There’s not much change this week; I added my more money to my savings and my investments went up, for an overall increase in my net worth.  Given the current financial environment, I didn’t get much of a boost from interest payments on my savings,but with any luck, that will change soon.  I’m happy with the progress I’m making.

Weekly Update: Salad Table Edition

I’m feeling rather manly.  As I write this, I’ve just completed constructing a salad table for my girlfriend and her mother.  My girlfriend got the idea from Martha Stewart, and I, um, ‘volunteered’ to help her out.
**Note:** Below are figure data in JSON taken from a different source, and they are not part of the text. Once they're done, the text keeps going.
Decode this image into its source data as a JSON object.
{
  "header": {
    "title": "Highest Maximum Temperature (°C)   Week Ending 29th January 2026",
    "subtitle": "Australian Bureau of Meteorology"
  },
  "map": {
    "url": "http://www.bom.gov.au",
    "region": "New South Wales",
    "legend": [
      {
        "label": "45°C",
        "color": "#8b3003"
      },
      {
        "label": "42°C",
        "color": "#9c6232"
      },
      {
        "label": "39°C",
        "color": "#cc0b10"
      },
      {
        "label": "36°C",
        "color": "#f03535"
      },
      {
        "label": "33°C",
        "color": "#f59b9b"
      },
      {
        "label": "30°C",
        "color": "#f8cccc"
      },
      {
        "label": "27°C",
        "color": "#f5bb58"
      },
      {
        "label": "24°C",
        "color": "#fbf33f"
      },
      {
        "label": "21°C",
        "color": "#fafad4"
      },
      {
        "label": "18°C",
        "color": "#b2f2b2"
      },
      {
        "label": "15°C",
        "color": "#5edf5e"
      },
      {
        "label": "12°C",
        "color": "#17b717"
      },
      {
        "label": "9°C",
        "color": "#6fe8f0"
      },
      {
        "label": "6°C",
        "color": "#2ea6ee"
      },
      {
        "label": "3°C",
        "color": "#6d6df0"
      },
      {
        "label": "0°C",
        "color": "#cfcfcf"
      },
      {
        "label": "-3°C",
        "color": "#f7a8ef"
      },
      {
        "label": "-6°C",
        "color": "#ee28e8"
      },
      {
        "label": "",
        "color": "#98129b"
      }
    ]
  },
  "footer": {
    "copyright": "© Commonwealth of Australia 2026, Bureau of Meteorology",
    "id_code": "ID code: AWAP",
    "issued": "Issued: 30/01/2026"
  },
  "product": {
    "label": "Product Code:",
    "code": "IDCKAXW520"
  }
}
A salad table, for those who don’t know, is a wooden frame (similar to a table) with compartments lined with mesh underneath.  The mesh keeps the soil in the compartments from falling out, while allowing water to pass through.  This makes it ideal for growing plants, particularly vegetables, in situations where you don’t have much access to soil.

If you do build a salad table, I suggest you stick with the directions as given, and use screws.  I built my table using nails, and it seems somewhat unsteady.  It’s still stable enough to use, but screws would make it more secure.
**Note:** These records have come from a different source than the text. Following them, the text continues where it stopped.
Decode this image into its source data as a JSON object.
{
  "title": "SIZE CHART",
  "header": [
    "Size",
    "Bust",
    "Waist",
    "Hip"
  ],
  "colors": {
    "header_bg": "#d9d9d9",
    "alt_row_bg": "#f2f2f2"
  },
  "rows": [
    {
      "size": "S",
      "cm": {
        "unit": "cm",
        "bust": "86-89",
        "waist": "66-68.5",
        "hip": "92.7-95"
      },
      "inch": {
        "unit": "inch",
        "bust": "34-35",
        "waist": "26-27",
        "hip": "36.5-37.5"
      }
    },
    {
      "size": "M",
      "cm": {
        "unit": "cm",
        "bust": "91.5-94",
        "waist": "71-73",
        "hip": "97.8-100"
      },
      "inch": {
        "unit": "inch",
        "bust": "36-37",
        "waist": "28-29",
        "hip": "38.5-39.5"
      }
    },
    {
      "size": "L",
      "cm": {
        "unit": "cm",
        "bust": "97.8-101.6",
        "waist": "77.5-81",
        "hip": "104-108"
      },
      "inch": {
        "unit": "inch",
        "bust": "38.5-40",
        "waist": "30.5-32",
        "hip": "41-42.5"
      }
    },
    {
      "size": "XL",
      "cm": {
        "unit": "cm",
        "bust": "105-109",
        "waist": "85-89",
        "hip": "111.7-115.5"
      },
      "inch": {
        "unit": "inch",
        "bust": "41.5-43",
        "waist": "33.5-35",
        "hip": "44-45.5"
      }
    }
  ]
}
Even with that caveat, I do feel proud of my accomplishment.  It’s nice to able to make something with my own hands, and to have that item be put to good use.  I’m especially glad, as I had never heard of a salad table before, so it’s been a learning experience all around.

Onto my finances:

Offline Savings

PNC (Checking Account) $ 100  -$1229
Susquehanna (CD) $ 2542 +$0

Online Savings

ING Direct (Checking) $ 55 +$0
ING Direct (Savings) $ 1118 -$220
ING Direct (Orange CD) $ 1016 +$0
HSBC Direct (Savings) $ 23 +$0
Smarty Pig (Savings) $ 1398 +$450

Total Savings $ 6252 -$1900

Investments

Vanguard (Roth IRA) $ 6935 +$281
- Small Cap Index (NAESX) $ 3470 +$144
- High Dividend Yield (VHDYX) $ 2917 +$121
- Foreign Total Market (VGTSX) $ 547 +$15

Share builder (ETFs) $ 2948 +$177
- Total US Market (TMW) $ 960 +$55
- Extended Market (VXF) $ 811 +$55
- Total Foreign (VEU) $ 575 +$25
- Small Cap Value (VBR) $ 277 +$21
- Emerging Markets (VWO) $ 324 +$20

Other Investments

Lending Club $47 +$47
Vanguard (Money Market) $ 901 +$0

Total Investments $ 10831 +$1406

Total Assets $ 17,083 -$494

Debts

MasterCard (JCPenney) ($ 28 ) +$0
American Express ($ 813) +$161

Student Loans ($ 11,882) -$8

Total Debts ($ 12,723) -$169

Net Worth $ 4360 -$663

I shifted the organization of my investments and savings around.  I’ve also added the funds I’ve had in Lending Club to my investment list.  This arrangement more accurately reflects how I actually view my accounts, and should help me to monitor things more readily.  There’ll be more changes next month, as I’m closing out my two CDs and reinvesting the money.